Wahrgenommen wurde diese künstlerische Revolution zu diesem Zeitpunkt aber höchstens in Undergroundzirkeln. Der Mainstream, der das Bild von Millionen Fans prägte, blieb davon unberührt. In der Bundesrepublik hießen die Hits des Jahres 1976 »Let Your Love Flow« von den Bellamy Brothers, »Ein Bett im Kornfeld« von Jürgen Drews, »Dancing Queen« von ABBA und »Daddy Cool« von Boney M. Vom Mai bis zur Weihnachtswoche, also über den Zeitraum von mehr als einem halben Jahr (!), wechselten sich diese vier Platten an der Spitze der Hitliste ab. Lediglich ein gewisser David Dundas konnte diese Dominanz mit seinem einzigen Hit »Jeans On« (der quasi aus Versehen zum Hit geworden war, handelte es sich doch um einen Song, der ursprünglich als Werbejingle komponiert worden war) für eine mickrige Woche unterbrechen. Die Sex Pistols und sonstige Helden des aufziehenden Punk-Gewitters hörte 1976 jedenfalls noch kein Mensch, weder in der Bundesrepublik noch in England. Impulse, die an den Rändern der Popkultur und in deren Underground entstehen, brauchen ihre Zeit, bis sie die Oberfläche beziehungsweise den Mainstream erreicht haben. Punk erzeugte beispielsweise in der Bundesrepublik frühestens 1977/78 erste Resonanz in den Medien und fand erst danach nennenswerte Aufmerksamkeit auch bei einem breiteren Publikum: Die erste Band aus dem Punk-Umfeld, die es in die deutsche Singles-Top-Ten schaffte, war im Mai 1978 Blondie mit »Denis«.

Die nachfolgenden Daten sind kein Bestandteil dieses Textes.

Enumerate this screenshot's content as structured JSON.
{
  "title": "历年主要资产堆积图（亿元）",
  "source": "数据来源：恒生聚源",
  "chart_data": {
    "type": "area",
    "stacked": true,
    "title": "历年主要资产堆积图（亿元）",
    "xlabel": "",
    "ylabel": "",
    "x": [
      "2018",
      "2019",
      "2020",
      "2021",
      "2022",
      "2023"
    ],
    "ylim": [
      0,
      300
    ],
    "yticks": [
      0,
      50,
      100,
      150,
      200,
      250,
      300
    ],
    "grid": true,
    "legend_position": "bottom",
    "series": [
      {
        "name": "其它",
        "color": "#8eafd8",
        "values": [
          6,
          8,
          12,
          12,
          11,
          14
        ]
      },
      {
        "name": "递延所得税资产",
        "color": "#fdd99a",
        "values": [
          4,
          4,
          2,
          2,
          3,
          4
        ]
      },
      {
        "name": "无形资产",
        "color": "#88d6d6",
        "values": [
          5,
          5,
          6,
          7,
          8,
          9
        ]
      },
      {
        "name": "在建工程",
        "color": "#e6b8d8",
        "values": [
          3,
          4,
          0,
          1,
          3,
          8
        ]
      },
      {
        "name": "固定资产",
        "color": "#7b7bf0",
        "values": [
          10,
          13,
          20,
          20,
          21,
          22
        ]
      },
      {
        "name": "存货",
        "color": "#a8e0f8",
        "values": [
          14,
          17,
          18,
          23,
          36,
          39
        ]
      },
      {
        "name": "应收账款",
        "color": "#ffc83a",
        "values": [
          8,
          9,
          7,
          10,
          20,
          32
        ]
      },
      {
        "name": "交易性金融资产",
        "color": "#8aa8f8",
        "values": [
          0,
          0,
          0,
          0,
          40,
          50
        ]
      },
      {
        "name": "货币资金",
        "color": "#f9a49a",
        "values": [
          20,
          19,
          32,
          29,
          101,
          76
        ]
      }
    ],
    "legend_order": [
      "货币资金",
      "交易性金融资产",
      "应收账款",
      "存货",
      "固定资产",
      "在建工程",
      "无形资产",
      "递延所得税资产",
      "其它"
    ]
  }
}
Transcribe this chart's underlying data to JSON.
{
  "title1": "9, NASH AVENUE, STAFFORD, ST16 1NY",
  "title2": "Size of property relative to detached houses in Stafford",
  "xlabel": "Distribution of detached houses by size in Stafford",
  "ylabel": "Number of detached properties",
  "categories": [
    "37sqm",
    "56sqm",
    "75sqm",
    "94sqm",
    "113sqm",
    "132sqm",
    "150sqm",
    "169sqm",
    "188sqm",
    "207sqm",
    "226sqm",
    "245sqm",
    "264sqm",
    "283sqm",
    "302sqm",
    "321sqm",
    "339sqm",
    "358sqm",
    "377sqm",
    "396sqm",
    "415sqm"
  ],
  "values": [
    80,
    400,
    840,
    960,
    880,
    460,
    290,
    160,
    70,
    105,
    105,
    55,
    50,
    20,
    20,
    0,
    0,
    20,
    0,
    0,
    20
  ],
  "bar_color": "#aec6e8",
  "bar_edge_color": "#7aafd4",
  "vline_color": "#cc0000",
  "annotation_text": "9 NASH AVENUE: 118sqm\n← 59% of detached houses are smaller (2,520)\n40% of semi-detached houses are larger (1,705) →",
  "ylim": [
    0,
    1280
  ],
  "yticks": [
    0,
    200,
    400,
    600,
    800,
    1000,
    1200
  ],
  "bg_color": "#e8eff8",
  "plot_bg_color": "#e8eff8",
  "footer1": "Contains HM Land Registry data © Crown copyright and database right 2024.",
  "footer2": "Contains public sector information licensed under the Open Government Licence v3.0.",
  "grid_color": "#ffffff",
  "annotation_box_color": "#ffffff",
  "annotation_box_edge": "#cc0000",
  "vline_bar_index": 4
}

Und auch der Blick in die Charts zeigt nur die halbe Wahrheit. Denn abgebildet wird in den Hitlisten nur die aktuell produzierte Musik, die sich auf Tonträgern am besten verkauft, und nicht die Musik, die bereits in den Haushalten und den Senderarchiven vorhanden ist. Unberücksichtigt bleibt in einer Hitstatistik zudem, was bei Tanzveranstaltungen, Schützenfesten, in Bierzelten und bei Geburtstagsfeiern gespielt wird und den Alltag der Menschen vermutlich nachhaltiger prägt als kurzlebige Hits. Als Schlaghosen und Koteletten angesagt waren und der VW-Käfer das Straßenbild beherrschte, drehten sich auf den Plattenspielern eben auch James Last, die Donkosaken und Willy Schneider. Black Sabbath, Bob Marley und Pink Floyd natürlich auch, aber nur in Teenagerzimmern.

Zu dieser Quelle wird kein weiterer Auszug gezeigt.